If we were to arrange all of the moves in every game into a tabular format and again sort by time, something incredibly interesting happens. We no longer need to record who won and who lost each game. By simply reading downward in the table, we can derive that information. The ability to independently interpret information as the reader of the events makes this a powerful approach. Observers of the events need to agree on very few details, promoting a wider versatility of use cases with the same data.
Constructing your event narrative
Much like having a picture drawn in front of your eyes, collecting and recording events reveals an image of your product activity. All you need to do is start looking for them. As a modeling exercise, try to write down as many domain events as you can think of. When we sit down to do an analysis of a domain, we find that the following list of questions can be helpful to start revealing progressively higher levels of detail:
- Who or what are the entities in my domain?
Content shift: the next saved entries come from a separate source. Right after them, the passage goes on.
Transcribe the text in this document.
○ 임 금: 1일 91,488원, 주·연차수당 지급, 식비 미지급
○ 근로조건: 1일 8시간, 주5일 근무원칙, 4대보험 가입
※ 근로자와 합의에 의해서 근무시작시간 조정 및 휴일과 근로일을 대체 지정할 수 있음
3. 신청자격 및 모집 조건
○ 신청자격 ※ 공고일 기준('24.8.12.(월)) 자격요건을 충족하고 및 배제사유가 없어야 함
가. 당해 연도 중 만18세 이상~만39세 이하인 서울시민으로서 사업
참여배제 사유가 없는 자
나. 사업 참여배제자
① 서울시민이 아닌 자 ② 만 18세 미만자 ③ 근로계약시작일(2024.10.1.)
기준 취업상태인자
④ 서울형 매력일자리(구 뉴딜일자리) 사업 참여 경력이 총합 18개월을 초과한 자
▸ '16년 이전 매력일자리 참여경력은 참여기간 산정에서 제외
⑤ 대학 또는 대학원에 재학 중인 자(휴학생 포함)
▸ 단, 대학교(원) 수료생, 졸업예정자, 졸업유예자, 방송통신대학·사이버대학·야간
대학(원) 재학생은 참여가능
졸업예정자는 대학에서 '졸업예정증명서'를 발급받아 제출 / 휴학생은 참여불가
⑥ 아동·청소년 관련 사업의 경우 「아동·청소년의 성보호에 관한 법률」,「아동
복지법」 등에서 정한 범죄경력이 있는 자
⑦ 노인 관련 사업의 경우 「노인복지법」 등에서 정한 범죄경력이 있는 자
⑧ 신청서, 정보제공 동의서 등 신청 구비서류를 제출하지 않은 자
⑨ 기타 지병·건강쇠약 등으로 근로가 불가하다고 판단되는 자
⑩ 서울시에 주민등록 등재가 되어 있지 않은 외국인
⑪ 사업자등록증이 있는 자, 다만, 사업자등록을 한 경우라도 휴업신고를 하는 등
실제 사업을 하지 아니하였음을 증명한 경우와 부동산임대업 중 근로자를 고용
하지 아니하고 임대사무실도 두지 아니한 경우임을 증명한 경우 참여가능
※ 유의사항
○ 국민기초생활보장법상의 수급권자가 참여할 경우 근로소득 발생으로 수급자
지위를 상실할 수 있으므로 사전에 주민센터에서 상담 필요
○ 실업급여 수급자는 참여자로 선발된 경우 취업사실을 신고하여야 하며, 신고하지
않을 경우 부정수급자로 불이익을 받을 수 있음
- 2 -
- What actions can each entity take that are independent of other entities?
- What actions can each entity take that directly involve other entities?
- Looking at any current analysis that’s done on your domain, what are the factors that contribute to the result of of each analysis?
- Does your business watch out for any anomalies? What factors contribute to those anomalies?
- Can any of my events further be broken down into sub-events?
- Are any events reversible? E.g. are there any “undo” events?
- Do any events also have an “acknowledge” or “confirmed” event, too?
- Does your domain utilize the concept of “nudging” a user into performing or not performing certain actions? What are the events that constitute the behavior you want to change?